Performing a dynamic dispatch compiles into a branch deciding which class's method to invoke:
if (class == C) {
C::foo();
}
else if (class == B) {
B::foo();
}
else ...
With some runtime profiling, you can figure out which branch is most likely to occur and dynamically rewrite the branch so that the common case comes first in the branch.
if (class == B) {
B::foo();
}
else if (class == C) {
C::foo();
}
else ...
This then feeds into the hardware branch prediction.

With branch prediction, the hardware will keep some small history to help it predict which way to take. But if the particular branch in question is not in the history (say, because it's part of a loop with a large body whose branch history is bigger than the hardware branch history table), a conditional branch is an either-or; the branch predictor will still pick one. So as long as you structure the conditional so that the branch predictor will always guess the common path, even absent any branch history, it will still predict correctly in the common case.
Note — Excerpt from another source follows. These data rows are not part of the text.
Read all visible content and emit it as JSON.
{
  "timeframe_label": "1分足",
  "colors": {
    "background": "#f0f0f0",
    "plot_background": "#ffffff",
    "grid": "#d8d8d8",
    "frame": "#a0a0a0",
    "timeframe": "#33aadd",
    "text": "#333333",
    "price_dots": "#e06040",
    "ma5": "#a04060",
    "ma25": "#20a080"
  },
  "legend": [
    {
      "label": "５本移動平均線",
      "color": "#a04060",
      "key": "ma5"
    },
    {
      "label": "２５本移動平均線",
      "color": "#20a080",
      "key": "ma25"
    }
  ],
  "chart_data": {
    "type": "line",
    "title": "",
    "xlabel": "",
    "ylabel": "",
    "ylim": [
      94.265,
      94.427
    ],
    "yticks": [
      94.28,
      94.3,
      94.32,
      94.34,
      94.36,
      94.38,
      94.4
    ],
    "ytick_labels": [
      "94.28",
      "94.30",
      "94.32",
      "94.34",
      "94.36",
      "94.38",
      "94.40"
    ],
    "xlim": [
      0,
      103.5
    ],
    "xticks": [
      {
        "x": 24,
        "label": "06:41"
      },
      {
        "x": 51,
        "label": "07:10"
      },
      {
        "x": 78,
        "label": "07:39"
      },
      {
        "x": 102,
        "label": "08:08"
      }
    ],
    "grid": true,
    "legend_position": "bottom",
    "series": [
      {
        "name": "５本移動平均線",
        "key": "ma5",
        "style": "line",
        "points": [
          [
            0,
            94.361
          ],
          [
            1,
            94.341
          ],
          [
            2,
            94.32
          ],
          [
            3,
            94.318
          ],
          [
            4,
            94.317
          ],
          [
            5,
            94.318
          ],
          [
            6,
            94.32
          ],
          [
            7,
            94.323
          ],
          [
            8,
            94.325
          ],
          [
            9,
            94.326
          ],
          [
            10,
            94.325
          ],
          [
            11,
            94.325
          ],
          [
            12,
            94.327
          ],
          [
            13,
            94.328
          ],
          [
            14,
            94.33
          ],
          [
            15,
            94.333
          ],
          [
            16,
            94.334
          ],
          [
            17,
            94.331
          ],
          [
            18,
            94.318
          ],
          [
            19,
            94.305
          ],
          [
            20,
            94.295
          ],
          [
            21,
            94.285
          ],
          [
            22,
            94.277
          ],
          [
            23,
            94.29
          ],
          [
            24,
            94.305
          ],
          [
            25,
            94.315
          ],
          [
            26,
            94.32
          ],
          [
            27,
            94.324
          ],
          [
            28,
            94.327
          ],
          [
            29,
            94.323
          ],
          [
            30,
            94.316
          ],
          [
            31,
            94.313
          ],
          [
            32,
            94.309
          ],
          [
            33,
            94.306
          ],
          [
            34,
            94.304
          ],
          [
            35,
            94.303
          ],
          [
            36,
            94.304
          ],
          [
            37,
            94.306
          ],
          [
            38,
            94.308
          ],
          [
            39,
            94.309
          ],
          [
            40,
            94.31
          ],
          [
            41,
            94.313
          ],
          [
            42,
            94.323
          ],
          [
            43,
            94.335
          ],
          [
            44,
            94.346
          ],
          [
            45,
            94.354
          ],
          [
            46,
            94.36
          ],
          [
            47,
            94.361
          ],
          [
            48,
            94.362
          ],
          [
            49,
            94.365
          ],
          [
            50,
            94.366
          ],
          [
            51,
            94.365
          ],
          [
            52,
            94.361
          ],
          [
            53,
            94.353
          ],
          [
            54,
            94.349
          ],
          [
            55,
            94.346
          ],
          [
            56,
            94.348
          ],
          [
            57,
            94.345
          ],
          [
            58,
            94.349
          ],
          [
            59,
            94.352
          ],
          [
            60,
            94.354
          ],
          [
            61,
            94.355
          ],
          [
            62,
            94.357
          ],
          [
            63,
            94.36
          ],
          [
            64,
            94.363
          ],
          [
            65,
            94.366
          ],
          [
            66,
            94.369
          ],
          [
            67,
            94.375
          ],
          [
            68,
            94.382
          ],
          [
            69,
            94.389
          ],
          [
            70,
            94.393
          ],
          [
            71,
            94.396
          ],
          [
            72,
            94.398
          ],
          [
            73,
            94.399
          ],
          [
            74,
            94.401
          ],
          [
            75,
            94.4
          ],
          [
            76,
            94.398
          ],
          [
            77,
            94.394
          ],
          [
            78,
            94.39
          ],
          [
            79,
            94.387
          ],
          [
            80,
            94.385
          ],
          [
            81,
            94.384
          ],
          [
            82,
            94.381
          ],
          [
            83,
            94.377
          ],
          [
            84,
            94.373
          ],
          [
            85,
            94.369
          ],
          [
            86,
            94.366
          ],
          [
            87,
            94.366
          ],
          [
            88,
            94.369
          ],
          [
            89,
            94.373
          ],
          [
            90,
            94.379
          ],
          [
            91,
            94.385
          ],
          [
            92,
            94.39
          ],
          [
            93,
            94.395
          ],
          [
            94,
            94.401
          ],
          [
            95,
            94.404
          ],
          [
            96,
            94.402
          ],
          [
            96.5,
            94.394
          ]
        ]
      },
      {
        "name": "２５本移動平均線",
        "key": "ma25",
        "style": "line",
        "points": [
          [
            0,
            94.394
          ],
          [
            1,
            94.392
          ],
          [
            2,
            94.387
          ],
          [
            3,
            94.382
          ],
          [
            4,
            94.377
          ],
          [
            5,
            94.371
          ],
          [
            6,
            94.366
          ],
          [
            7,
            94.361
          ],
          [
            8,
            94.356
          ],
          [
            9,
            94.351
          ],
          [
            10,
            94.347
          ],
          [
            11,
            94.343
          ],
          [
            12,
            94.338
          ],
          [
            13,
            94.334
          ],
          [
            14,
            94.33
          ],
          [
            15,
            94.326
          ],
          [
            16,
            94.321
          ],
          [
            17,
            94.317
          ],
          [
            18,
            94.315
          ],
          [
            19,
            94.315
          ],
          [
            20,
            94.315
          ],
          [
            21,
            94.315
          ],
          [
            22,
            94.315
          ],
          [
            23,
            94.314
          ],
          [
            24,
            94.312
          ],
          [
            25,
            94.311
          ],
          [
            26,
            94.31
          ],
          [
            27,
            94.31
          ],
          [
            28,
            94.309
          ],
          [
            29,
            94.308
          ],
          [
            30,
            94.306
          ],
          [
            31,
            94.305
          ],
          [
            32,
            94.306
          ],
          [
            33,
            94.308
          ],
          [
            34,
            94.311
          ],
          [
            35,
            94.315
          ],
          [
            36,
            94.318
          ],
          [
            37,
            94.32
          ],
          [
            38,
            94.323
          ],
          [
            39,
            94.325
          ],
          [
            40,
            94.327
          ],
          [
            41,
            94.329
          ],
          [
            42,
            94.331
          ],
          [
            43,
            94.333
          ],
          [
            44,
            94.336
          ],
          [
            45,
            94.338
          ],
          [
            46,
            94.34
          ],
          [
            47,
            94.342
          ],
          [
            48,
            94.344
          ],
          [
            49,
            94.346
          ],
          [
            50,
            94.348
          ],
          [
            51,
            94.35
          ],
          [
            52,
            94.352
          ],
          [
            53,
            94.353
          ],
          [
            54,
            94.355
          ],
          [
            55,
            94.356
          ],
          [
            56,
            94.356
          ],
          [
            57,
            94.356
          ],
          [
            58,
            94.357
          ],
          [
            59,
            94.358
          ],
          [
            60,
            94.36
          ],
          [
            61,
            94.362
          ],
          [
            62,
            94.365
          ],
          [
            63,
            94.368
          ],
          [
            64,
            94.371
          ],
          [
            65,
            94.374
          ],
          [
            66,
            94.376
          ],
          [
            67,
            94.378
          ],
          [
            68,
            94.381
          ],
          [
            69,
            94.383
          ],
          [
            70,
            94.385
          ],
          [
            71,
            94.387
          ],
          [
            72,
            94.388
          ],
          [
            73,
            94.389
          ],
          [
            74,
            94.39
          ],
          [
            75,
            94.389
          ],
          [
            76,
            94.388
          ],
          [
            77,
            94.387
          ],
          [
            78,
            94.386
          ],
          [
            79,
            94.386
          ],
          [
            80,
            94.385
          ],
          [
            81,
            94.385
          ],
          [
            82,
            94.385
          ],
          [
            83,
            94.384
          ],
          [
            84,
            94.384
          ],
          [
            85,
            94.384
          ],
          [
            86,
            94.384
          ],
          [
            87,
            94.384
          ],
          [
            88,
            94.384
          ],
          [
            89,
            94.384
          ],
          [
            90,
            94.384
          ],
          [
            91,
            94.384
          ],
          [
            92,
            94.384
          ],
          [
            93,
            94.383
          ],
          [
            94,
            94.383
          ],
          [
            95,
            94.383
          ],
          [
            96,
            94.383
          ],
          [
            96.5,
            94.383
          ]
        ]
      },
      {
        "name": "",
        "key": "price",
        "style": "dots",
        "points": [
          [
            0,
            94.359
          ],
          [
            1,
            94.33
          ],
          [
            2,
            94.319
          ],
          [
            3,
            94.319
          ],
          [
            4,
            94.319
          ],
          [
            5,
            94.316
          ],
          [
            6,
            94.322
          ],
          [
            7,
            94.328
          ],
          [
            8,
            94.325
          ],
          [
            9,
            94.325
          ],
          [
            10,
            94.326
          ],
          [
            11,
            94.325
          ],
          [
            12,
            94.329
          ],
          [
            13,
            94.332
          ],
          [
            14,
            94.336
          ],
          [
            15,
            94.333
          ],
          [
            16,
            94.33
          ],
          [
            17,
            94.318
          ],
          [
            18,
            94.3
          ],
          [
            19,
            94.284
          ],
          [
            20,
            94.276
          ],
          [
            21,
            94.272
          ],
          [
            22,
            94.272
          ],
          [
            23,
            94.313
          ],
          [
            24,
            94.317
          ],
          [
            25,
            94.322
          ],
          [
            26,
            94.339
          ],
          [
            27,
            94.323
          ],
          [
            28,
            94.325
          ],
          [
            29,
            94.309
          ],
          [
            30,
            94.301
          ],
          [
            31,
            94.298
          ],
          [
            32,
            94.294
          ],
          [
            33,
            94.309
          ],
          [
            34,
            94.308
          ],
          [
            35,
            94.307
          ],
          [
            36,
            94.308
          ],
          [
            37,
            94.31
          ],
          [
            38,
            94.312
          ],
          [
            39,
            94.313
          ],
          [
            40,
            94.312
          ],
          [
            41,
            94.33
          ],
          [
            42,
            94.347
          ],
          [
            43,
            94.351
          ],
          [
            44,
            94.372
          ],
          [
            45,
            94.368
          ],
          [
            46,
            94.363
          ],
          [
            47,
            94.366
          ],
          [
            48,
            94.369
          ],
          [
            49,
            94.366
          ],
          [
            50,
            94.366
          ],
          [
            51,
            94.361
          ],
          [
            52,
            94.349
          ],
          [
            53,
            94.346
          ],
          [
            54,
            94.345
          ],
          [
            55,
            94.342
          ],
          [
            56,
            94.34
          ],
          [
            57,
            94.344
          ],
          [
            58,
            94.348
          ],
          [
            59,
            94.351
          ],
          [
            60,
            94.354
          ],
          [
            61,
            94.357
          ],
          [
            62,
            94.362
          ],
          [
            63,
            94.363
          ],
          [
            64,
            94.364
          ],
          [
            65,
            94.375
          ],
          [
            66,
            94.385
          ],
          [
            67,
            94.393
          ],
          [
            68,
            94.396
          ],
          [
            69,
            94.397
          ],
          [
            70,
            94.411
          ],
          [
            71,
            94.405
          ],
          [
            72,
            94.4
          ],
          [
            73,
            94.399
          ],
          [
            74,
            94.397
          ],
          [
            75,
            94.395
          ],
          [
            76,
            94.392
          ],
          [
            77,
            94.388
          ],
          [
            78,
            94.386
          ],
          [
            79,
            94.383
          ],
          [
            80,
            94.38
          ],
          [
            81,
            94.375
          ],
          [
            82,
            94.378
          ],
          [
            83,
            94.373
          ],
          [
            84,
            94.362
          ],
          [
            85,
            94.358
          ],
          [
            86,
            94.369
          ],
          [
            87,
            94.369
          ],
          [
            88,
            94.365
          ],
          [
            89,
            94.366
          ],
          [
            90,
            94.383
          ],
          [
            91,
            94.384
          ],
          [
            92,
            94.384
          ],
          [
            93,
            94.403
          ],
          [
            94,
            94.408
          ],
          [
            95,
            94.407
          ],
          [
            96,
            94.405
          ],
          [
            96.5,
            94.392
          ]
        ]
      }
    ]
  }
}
This is something that you can't do with a vtable, because branch history tables are smaller for computed jumps (since each entry is a pointer rather than a single branch-taken/branch-not-taken bit), and because the hardware predictor can't guess right when it doesn't have a history.

You can then do even better by actually inlining the method body directly into the branching code, so it looks like
if (class == B) {
// B::foo method body
}
else ...
and then even better, by merging several inlined methods in sequence. With some simple dataflow analysis on locals (between mutations), you can eliminate redundant checks. That is, code that looks like:
if (x.class == B) {
// B::foo method body
}
else ...
if (x.class == B) {
// B::bar method body
}
else ...
gets optimized to:
if (x.class == B) {
// B::foo method body
// B::bar method body
}
else ...

1 comment:

Karsten Wagner said...

I think the idea was mentioned first in:

"Efficient Dynamic Dispatch without Virtual Function Tables. The SmallEiffel Compiler." Olivier ZENDRA, Dominique COLNET, Suzanne COLLIN.
12th Annual ACM SIGPLAN Conference on Object-Oriented Programming, Systems, Languages, and Applications (OOPSLA'97),
Volume 32, Issue 10 - Atlanta, GA, USA, October 1997, pages 125-141.

The paper is downloadable from the SmallEiffel homepage.